In his New Year’s address Friday, Pope Francis said that despite many negative signs that make us think God is absent in the world, His mercy is the only thing capable of overcoming the misery that threatens our world.

Christians believe that God sent His Son Jesus in “the fullness of time.” However, the Pope said in his homily at Saint Peter’s Basilica, “This mystery constantly clashes with the dramatic experience of human history” and the “fullness of time seems to fade before the countless forms of injustice and violence which daily wound our human family.”

The existence and apparent victory of evil in the world make us wonder and even doubt, Francis said.

“Sometimes we ask ourselves how it is possible that human injustice persists unabated,” he said, “and that the arrogance of the powerful continues to demean the weak, relegating them to the most squalid outskirts of our world.”

“We ask how long human evil will continue to sow violence and hatred in our world, reaping innocent victims,” he continued.

He said:

How can the fullness of time have come when we are witnessing hordes of men, women and children fleeing war, hunger and persecution, ready to risk their lives simply to encounter respect for their fundamental rights? A torrent of misery, swollen by sin, seems to contradict the fullness of time brought by Christ.

Nonetheless, Francis said, there is cause for hope and even confidence of victory in the face of these manifestations of evil in the world.

Francis said that “this swollen torrent is powerless before the ocean of mercy which floods our world.”

“All of us are called to immerse ourselves in this ocean, to let ourselves be reborn, to overcome the indifference which blocks solidarity, and to leave behind the false neutrality which prevents sharing.”
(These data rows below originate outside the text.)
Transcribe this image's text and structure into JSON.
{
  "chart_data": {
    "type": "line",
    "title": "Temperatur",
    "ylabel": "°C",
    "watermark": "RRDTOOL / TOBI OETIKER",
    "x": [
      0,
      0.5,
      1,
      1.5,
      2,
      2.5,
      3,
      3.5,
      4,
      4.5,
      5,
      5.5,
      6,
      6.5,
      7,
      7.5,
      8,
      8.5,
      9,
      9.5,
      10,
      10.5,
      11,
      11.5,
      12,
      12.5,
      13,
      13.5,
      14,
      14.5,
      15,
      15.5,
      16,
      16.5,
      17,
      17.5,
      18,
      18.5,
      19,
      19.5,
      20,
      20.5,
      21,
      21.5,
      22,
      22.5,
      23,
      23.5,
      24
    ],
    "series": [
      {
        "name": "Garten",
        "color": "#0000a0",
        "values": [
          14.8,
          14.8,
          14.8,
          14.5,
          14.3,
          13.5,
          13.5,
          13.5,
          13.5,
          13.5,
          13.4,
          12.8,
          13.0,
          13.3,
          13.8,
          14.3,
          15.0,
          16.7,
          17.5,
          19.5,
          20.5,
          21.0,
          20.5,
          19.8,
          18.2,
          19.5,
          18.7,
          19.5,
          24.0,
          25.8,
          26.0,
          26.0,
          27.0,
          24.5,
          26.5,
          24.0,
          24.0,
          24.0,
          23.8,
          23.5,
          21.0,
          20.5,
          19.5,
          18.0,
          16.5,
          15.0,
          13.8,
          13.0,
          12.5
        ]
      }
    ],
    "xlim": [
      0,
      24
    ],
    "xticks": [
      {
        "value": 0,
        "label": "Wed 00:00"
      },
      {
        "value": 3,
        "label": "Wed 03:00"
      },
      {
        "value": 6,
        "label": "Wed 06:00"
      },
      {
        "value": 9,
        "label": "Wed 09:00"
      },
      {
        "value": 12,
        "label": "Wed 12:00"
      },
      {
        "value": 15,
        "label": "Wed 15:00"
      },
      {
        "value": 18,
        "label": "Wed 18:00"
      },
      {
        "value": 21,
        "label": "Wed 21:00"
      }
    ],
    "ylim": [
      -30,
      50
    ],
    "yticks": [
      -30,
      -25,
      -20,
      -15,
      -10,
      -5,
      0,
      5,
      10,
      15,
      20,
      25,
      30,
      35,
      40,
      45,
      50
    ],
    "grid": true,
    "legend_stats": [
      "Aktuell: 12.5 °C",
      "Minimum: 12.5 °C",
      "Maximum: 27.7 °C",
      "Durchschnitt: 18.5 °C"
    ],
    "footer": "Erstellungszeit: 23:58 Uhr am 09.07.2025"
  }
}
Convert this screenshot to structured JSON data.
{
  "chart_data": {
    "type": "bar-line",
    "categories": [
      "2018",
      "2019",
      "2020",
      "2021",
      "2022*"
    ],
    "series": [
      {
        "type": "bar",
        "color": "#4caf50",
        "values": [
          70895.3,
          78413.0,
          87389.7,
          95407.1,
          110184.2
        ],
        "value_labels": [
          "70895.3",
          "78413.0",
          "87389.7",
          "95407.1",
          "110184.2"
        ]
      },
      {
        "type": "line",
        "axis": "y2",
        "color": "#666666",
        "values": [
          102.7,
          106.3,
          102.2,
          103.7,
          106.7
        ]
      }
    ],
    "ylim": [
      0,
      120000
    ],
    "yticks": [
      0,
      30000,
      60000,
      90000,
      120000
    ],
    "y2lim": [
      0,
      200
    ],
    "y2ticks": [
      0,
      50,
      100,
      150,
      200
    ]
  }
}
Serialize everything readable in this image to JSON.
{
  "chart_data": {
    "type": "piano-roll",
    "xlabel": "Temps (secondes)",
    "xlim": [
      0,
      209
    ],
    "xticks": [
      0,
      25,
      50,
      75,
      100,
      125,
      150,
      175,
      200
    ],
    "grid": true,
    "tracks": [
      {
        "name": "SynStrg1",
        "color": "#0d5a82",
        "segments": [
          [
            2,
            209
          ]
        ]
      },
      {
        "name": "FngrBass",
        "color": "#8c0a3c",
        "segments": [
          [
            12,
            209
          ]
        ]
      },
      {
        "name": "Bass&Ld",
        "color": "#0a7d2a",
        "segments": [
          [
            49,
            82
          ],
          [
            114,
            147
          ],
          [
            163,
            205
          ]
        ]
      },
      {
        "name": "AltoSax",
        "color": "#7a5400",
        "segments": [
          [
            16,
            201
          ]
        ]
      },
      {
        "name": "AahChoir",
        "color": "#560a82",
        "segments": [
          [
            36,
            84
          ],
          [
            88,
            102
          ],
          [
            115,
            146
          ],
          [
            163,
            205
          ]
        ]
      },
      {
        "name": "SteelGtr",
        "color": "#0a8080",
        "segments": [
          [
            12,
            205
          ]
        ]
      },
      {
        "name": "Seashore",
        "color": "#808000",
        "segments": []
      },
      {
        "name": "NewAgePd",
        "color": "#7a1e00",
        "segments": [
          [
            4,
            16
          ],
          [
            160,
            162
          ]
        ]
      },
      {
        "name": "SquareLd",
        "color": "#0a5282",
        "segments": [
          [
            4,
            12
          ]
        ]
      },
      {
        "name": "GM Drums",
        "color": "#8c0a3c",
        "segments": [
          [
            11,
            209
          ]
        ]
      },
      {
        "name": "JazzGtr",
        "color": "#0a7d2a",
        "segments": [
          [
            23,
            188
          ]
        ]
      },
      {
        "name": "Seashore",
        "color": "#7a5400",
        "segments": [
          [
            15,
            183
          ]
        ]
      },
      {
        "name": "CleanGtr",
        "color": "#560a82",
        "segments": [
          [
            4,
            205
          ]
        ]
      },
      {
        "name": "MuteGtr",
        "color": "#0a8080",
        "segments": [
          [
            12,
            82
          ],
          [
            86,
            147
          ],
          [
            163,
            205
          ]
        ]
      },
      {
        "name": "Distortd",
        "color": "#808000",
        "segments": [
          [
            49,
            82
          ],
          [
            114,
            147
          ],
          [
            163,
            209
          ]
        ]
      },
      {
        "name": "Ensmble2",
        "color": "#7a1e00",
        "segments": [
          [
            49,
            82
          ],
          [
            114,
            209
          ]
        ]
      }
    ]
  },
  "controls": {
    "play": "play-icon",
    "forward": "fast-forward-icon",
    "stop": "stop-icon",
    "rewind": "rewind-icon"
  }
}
The theme of overcoming indifference, which leaves us apathetic and inert before evil and human suffering, has been a thread running through the Pope’s addresses of late.

The topic for his annual message for the World Day of Peace, celebrated on January 1, is precisely “Overcome Indifference and Win Peace,” a subject he unravels throughout the nearly 5,000-word letter.

There, too, Francis acknowledges the grim state of affairs in the world today, beginning with the reality of international Islamist terrorism.

“Sadly,” Francis wrote, “war and terrorism, accompanied by kidnapping, ethnic or religious persecution and the misuse of power, marked the past year from start to finish.”

“In many parts of the world, these have became so common as to constitute a real ‘third world war fought piecemeal,’” he wrote.

Significantly, in enumerating the many forms of indifference that plague our world, Francis began with the one he considers the gravest: “indifference to God.” This first kind of indifference, he noted, necessarily leads to indifference to one’s neighbor, and he argued that it “is one of the grave consequences of a false humanism and practical materialism allied to relativism and nihilism.”

“We have come to think that we are the source and creator of ourselves, our lives and society. We feel self-sufficient, prepared not only to find a substitute for God but to do completely without him,” he wrote, and as a consequence, “we feel that we owe nothing to anyone but ourselves, and we claim only rights.”

The Pope argued that in spite of atheists’ claims at being “humanistic,” real humanism cannot exist without transcendence.

Contrary to the secular humanism that attempts to construct a world without God, Francis wrote that “there is no true humanism but that which is open to the Absolute, and is conscious of a vocation which gives human life its authentic significance.”

Our deepest confidence comes from the knowledge of God’s goodness and enduring love for mankind, Francis said.

At the beginning of the New Year, he wanted to share this profound conviction.

“God is not indifferent! God cares about mankind! God does not abandon us!”